The breach occurred in the dyke from Dakhinpat to Kamalabari extended to 2.5 km during the flood of 1995 and inundated a large area of the Kamalabari area and the gushing water extend into the Tuni River threatening the Kamalabari Satra and the town.

From past history also, it is, understood that Majuli island was subjected to the floods of the rivers on either side in high spate.

The following extracts from "A History of Assam", E.A. Gait shall corroborate this expression.

"In 1570 AD there was a flood which destroyed the crops and caused something like a famine. There was a heavy flood in 1642, many heads of cattle were washed away. Several earthquakes occurred in the same year. It has already been stated that the great flood of 1755 is responsible for change of course of the Brahmaputra."

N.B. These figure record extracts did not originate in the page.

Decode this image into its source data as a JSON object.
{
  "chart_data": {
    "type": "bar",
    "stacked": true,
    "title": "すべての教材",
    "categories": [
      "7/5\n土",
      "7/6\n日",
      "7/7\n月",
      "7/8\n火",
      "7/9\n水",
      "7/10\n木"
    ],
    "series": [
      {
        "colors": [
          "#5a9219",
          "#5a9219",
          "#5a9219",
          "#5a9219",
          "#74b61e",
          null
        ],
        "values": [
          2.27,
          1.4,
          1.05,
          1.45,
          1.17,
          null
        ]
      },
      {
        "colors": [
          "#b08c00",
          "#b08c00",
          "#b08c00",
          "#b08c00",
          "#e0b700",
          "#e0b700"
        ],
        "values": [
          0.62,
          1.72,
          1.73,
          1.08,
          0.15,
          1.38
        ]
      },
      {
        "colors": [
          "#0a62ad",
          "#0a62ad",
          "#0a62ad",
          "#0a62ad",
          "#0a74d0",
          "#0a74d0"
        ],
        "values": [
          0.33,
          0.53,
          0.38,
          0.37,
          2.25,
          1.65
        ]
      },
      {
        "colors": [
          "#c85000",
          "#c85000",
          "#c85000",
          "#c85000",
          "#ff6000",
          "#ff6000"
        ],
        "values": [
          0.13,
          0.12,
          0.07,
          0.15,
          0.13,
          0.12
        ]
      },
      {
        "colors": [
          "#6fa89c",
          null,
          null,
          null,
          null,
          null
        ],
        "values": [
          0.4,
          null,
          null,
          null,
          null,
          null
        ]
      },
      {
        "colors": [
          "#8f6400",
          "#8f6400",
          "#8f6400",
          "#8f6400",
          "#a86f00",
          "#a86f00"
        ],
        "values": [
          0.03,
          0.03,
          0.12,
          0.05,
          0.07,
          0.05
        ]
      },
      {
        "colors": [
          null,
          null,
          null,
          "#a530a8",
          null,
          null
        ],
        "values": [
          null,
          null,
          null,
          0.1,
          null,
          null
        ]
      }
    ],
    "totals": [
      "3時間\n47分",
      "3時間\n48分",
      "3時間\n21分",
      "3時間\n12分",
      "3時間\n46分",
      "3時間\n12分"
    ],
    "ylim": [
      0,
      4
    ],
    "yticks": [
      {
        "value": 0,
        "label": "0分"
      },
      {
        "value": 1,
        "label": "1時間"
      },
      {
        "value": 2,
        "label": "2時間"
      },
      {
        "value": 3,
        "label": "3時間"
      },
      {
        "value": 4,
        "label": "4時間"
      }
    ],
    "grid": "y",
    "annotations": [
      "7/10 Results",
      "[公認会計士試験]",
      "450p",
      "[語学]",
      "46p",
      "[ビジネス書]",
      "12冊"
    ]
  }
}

In the recent years there were floods in the Brahmaputra in 1931, 1935, 1948, 1949, 1951, 1962, 1962, 1966, 1969, 1970, 1977, 1987, 1988, 1991 and 1996.

After 1950 earthquake, spilling of the Brahmaputra in the upper reaches of the island started in large scale and thus immediate measures had to be taken to contain the spilling by way of constructing embankment system. But the dyke systems have failed to block the fury of the legendary only male river in the world.

In 1998, the floodwaters submerged almost the entire island. Even the Satras, which are normally built on earthen embankments, were under 6-7 feet deep water. The Flood wiped out entire standing crops and rendered thousands of acres sterile depositing millions of tonnes of sand.

The ravaging waters also destroyed thousands of rare manuscripts. The satras are shaken by this ever-increasing fury of Baba Brahmaputra. Many of them (Auniati, Dakhinpat) have now decided to shift to mainland…This is going to make Majuli soulless-devoid of its spiritual identity!